We have also discovered a number of novel circulating RNA transcripts that are associated with pregnancy and more importantly the abundance of these transcripts in the maternal plasma was positively correlated with the abundance in the placental tissue. This means that if there were any gene expression alterations in the placenta during disease progression, we would be able to detect these changes by examining the maternal plasma.

Bob Barrett:
What were the major difficulties or challenges you encountered in studying the plasma RNA, compared to studying the plasma DNA?

Yuen Fei Wong:
We have indeed encountered a lot of difficulties studying the plasma RNA when we first started. Now to begin with the transcriptome is far more complex than the genome and in fact scientists have yet to fully decide that understand such complexity.

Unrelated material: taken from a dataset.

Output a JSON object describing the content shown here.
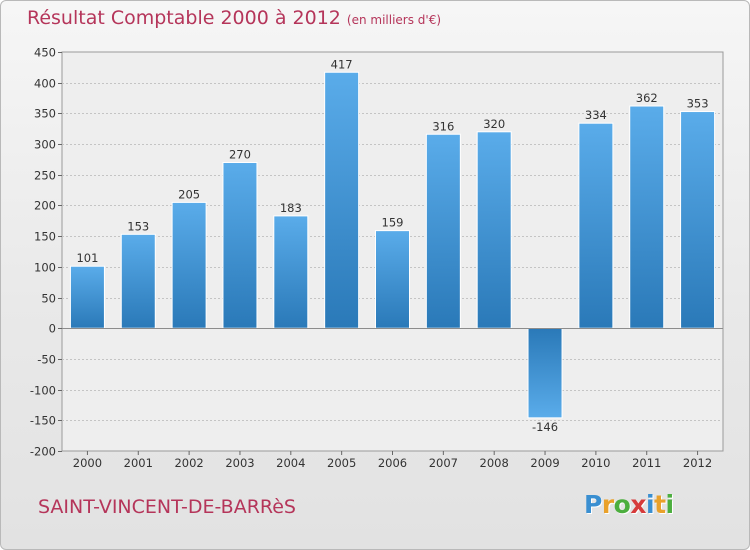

A highly intricate activity that involves multiple levels of synchronization and coordination is in place to determine whether a gene is to be switched on or switched off. So not all genes are switched on at all times and when they do get switched on, their levels of expression vary amongst different tissues in the body and even within the same tissue of the same individual the gene expression levels could vary at different time points. On another note, of all those RNA molecules that are expressed, the bulk of them are actually the ribosomal RNA that often do not provide much biological insight.

And coming back to our very own work, it is even more challenging to study the plasma transcriptome. Firstly, the amount of RNA that you could get from the plasma is substantially lower than what you could get from tissues or culture cells. And obviously fetal RNA constitutes only a minor proportion of the total RNA pool and secondly plasma RNA molecules are often not as intact as tissue or cellular RNA.

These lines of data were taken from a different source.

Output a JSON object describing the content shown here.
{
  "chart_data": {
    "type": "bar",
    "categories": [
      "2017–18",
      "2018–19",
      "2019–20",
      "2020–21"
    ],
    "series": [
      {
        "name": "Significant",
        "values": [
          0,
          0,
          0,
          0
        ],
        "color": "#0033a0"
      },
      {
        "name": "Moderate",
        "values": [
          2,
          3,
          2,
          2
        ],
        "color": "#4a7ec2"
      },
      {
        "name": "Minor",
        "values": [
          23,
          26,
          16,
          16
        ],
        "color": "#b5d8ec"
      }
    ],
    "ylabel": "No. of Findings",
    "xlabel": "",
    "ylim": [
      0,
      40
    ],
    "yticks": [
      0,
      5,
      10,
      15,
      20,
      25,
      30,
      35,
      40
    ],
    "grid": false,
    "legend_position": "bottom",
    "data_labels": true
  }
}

Our challenging goal was to capture as much information of the plasma RNA transcripts as possible, despite their low quantity and the low quality. And this is where massively parallel sequencing technology comes in. But unlike DNA sequencing which already is a rather mature application as far as the technology is concerned, RNA sequencing remains a huge challenge.

The complexity of the transcriptome and low quantity and quality of plasma RNA has caused the sample preparations that the sequence matching accuracy as well as the normalization algorithm for gene expression quantification to be far less forward than DNA sequencing.

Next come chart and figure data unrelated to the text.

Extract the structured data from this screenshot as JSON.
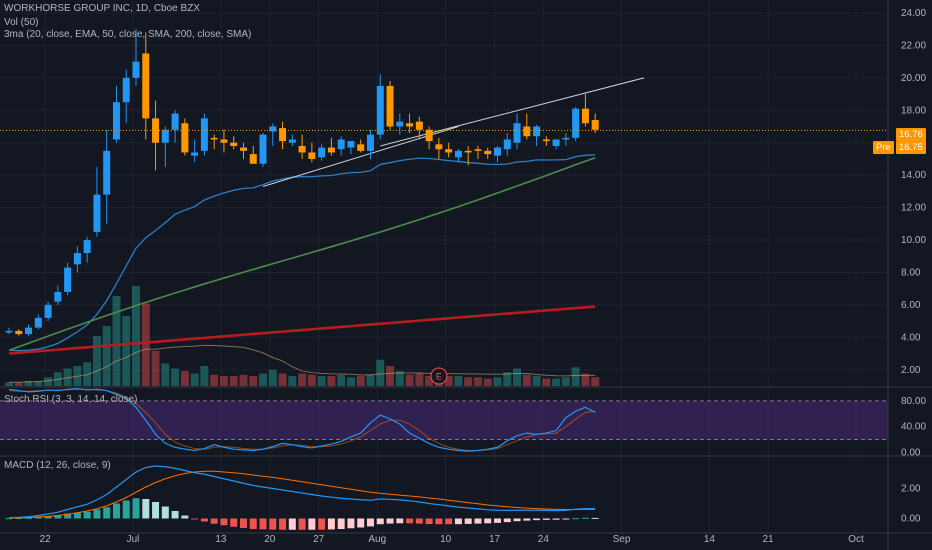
{
  "header": {
    "symbol_line": "WORKHORSE GROUP INC, 1D, Cboe BZX",
    "vol_label": "Vol (50)",
    "ma_label": "3ma (20, close, EMA, 50, close, SMA, 200, close, SMA)"
  },
  "price_tag": "16.76",
  "pre_label": "Pre",
  "pre_price": "16.75",
  "earnings_marker": "E",
  "stoch_label": "Stoch RSI (3, 3, 14, 14, close)",
  "macd_label": "MACD (12, 26, close, 9)",
  "colors": {
    "background": "#131722",
    "up": "#2196f3",
    "down": "#ff9800",
    "ema20": "#2a7fc9",
    "sma50": "#4c8c4a",
    "sma200": "#b71c1c",
    "stoch_band": "#4a2a78",
    "macd_line": "#2196f3",
    "signal_line": "#ff6d00"
  },
  "chart_data": [
    {
      "type": "candlestick",
      "price_axis": {
        "ticks": [
          "24.00",
          "22.00",
          "20.00",
          "18.00",
          "16.00",
          "14.00",
          "12.00",
          "10.00",
          "8.00",
          "6.00",
          "4.00",
          "2.00"
        ],
        "ylim": [
          1,
          24.8
        ]
      },
      "time_axis": {
        "labels": [
          "22",
          "Jul",
          "13",
          "20",
          "27",
          "Aug",
          "10",
          "17",
          "24",
          "Sep",
          "14",
          "21",
          "Oct"
        ]
      },
      "ohlc": [
        [
          4.3,
          4.6,
          4.2,
          4.4
        ],
        [
          4.4,
          4.5,
          4.1,
          4.2
        ],
        [
          4.2,
          4.8,
          4.1,
          4.6
        ],
        [
          4.6,
          5.4,
          4.5,
          5.2
        ],
        [
          5.2,
          6.2,
          5.0,
          6.0
        ],
        [
          6.2,
          7.2,
          6.0,
          6.8
        ],
        [
          6.8,
          8.6,
          6.6,
          8.3
        ],
        [
          8.5,
          9.6,
          8.0,
          9.2
        ],
        [
          9.2,
          10.2,
          8.6,
          10.0
        ],
        [
          10.5,
          14.5,
          10.2,
          12.8
        ],
        [
          12.8,
          16.8,
          11.0,
          15.5
        ],
        [
          16.2,
          19.5,
          16.0,
          18.5
        ],
        [
          18.5,
          20.5,
          17.2,
          20.0
        ],
        [
          20.0,
          23.0,
          19.5,
          21.0
        ],
        [
          21.5,
          22.8,
          16.2,
          17.5
        ],
        [
          17.5,
          18.6,
          14.3,
          16.0
        ],
        [
          16.0,
          17.0,
          14.5,
          16.8
        ],
        [
          16.8,
          18.0,
          16.0,
          17.8
        ],
        [
          17.2,
          17.5,
          15.2,
          15.4
        ],
        [
          15.2,
          16.2,
          14.8,
          15.4
        ],
        [
          15.5,
          17.8,
          15.2,
          17.5
        ],
        [
          16.3,
          16.5,
          15.6,
          16.2
        ],
        [
          16.2,
          16.8,
          15.4,
          16.0
        ],
        [
          16.0,
          16.4,
          15.6,
          15.8
        ],
        [
          15.7,
          16.0,
          15.0,
          15.5
        ],
        [
          15.3,
          15.8,
          14.8,
          14.7
        ],
        [
          14.7,
          16.6,
          14.5,
          16.5
        ],
        [
          16.7,
          17.2,
          15.8,
          17.0
        ],
        [
          16.9,
          17.3,
          15.6,
          16.1
        ],
        [
          16.0,
          16.5,
          15.8,
          16.2
        ],
        [
          15.8,
          16.5,
          15.0,
          15.4
        ],
        [
          15.4,
          16.0,
          14.8,
          15.0
        ],
        [
          15.1,
          15.9,
          14.9,
          15.7
        ],
        [
          15.7,
          16.3,
          15.2,
          15.4
        ],
        [
          15.6,
          16.4,
          15.2,
          16.2
        ],
        [
          15.7,
          16.1,
          15.3,
          16.1
        ],
        [
          15.9,
          16.2,
          15.4,
          15.5
        ],
        [
          15.5,
          16.8,
          15.0,
          16.5
        ],
        [
          16.5,
          20.2,
          16.2,
          19.5
        ],
        [
          19.5,
          19.8,
          16.8,
          17.0
        ],
        [
          17.0,
          17.8,
          16.5,
          17.3
        ],
        [
          17.2,
          17.8,
          16.6,
          17.0
        ],
        [
          17.3,
          17.6,
          16.2,
          16.8
        ],
        [
          16.8,
          17.0,
          15.6,
          16.1
        ],
        [
          15.9,
          16.3,
          15.0,
          15.6
        ],
        [
          15.6,
          16.0,
          15.1,
          15.4
        ],
        [
          15.1,
          15.6,
          14.8,
          15.5
        ],
        [
          15.5,
          15.8,
          14.6,
          15.4
        ],
        [
          15.6,
          15.8,
          15.0,
          15.5
        ],
        [
          15.5,
          15.7,
          15.0,
          15.3
        ],
        [
          15.2,
          15.8,
          14.8,
          15.7
        ],
        [
          15.6,
          16.6,
          15.2,
          16.2
        ],
        [
          16.0,
          17.8,
          15.6,
          17.2
        ],
        [
          17.0,
          17.8,
          16.2,
          16.4
        ],
        [
          16.4,
          17.1,
          15.8,
          17.0
        ],
        [
          16.2,
          16.4,
          15.8,
          16.1
        ],
        [
          15.8,
          16.2,
          15.6,
          16.2
        ],
        [
          16.2,
          16.6,
          15.8,
          16.3
        ],
        [
          16.3,
          18.2,
          16.1,
          18.1
        ],
        [
          18.1,
          19.0,
          17.0,
          17.2
        ],
        [
          17.4,
          17.8,
          16.6,
          16.8
        ]
      ],
      "volume": [
        0.3,
        0.3,
        0.4,
        0.4,
        0.7,
        1.1,
        1.4,
        1.6,
        1.9,
        4.0,
        4.8,
        7.2,
        5.6,
        8.0,
        6.6,
        2.8,
        1.8,
        1.4,
        1.2,
        1.0,
        1.6,
        0.9,
        0.8,
        0.8,
        0.9,
        0.8,
        1.0,
        1.3,
        1.0,
        0.8,
        1.0,
        0.9,
        0.8,
        0.8,
        0.9,
        0.7,
        0.8,
        0.9,
        2.1,
        1.6,
        1.2,
        0.9,
        1.0,
        0.8,
        0.7,
        0.8,
        0.8,
        0.7,
        0.7,
        0.6,
        0.7,
        1.1,
        1.4,
        0.9,
        0.8,
        0.6,
        0.6,
        0.7,
        1.5,
        1.0,
        0.7
      ]
    },
    {
      "type": "line",
      "title": "Stoch RSI",
      "axis_ticks": [
        "80.00",
        "40.00",
        "0.00"
      ],
      "ylim": [
        -4,
        100
      ],
      "band": [
        20,
        80
      ],
      "k": [
        98,
        96,
        94,
        95,
        97,
        96,
        98,
        99,
        97,
        98,
        96,
        90,
        84,
        70,
        50,
        28,
        14,
        8,
        5,
        3,
        6,
        12,
        8,
        5,
        4,
        3,
        5,
        9,
        14,
        12,
        9,
        7,
        10,
        13,
        17,
        24,
        30,
        46,
        58,
        52,
        44,
        30,
        22,
        14,
        8,
        5,
        3,
        2,
        3,
        5,
        8,
        18,
        26,
        30,
        28,
        30,
        34,
        54,
        64,
        70,
        62
      ],
      "d": [
        96,
        95,
        95,
        96,
        96,
        97,
        97,
        98,
        98,
        97,
        96,
        92,
        86,
        76,
        62,
        46,
        28,
        16,
        10,
        6,
        5,
        8,
        9,
        8,
        6,
        5,
        5,
        7,
        10,
        12,
        11,
        9,
        9,
        10,
        13,
        18,
        24,
        34,
        44,
        50,
        50,
        44,
        34,
        22,
        14,
        8,
        5,
        3,
        3,
        4,
        6,
        12,
        18,
        24,
        28,
        29,
        30,
        40,
        52,
        62,
        64
      ]
    },
    {
      "type": "line+histogram",
      "title": "MACD",
      "axis_ticks": [
        "2.00",
        "0.00"
      ],
      "ylim": [
        -0.9,
        4.1
      ],
      "macd": [
        0.05,
        0.08,
        0.12,
        0.2,
        0.3,
        0.42,
        0.6,
        0.78,
        0.95,
        1.25,
        1.6,
        2.1,
        2.6,
        3.1,
        3.4,
        3.5,
        3.45,
        3.35,
        3.2,
        3.05,
        2.95,
        2.8,
        2.65,
        2.5,
        2.35,
        2.2,
        2.1,
        2.0,
        1.9,
        1.8,
        1.7,
        1.6,
        1.5,
        1.42,
        1.35,
        1.3,
        1.25,
        1.22,
        1.3,
        1.28,
        1.24,
        1.18,
        1.1,
        1.0,
        0.92,
        0.84,
        0.76,
        0.7,
        0.64,
        0.58,
        0.55,
        0.54,
        0.55,
        0.55,
        0.55,
        0.54,
        0.53,
        0.55,
        0.62,
        0.66,
        0.66
      ],
      "signal": [
        0.03,
        0.05,
        0.07,
        0.1,
        0.14,
        0.2,
        0.28,
        0.38,
        0.5,
        0.65,
        0.85,
        1.1,
        1.4,
        1.75,
        2.1,
        2.4,
        2.65,
        2.85,
        3.0,
        3.1,
        3.15,
        3.15,
        3.1,
        3.05,
        2.98,
        2.9,
        2.82,
        2.74,
        2.65,
        2.55,
        2.45,
        2.35,
        2.25,
        2.15,
        2.05,
        1.95,
        1.85,
        1.75,
        1.68,
        1.62,
        1.56,
        1.5,
        1.44,
        1.37,
        1.3,
        1.22,
        1.14,
        1.06,
        0.98,
        0.9,
        0.84,
        0.78,
        0.73,
        0.69,
        0.66,
        0.63,
        0.61,
        0.6,
        0.6,
        0.61,
        0.62
      ]
    }
  ]
}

We have worked very hard to optimize quite a number of experimental steps and parameters at both the wet lab and dry lab stages and we are very glad that the group’s effort has paid off as we finally managed nail down the protocol and bioinformatics pipeline for plasma RNA sequencing for the purpose of our study.

Bob Barrett:
Finally Doctor, what’s next? What’s the follow-up to this work?

Yuen Fei Wong:
Since this work is a proof of concept study, we are now planning to apply this technology on a bigger cohort of pregnant women to include those with pregnancy related disorders that I have mentioned earlier.

We would also continue to refine our protocols and bioinformatics pipeline in order to reap the maximum benefit from the sequencing data. And hopefully, our follow-up work will lead us to discovering many more novel biomarkers related to prenatal diseases in a very near future, which could contribute toward noninvasive prenatal monitoring.

Bob Barrett:
Dr. Yuen Fei Wong is a researcher at the Li Ka Shing Institute of Health Sciences at the Chinese University of Hong Kong. She has been our guest in this podcast from Clinical Chemistry on circulating RNA. I am Bob Barrett, thanks for listening!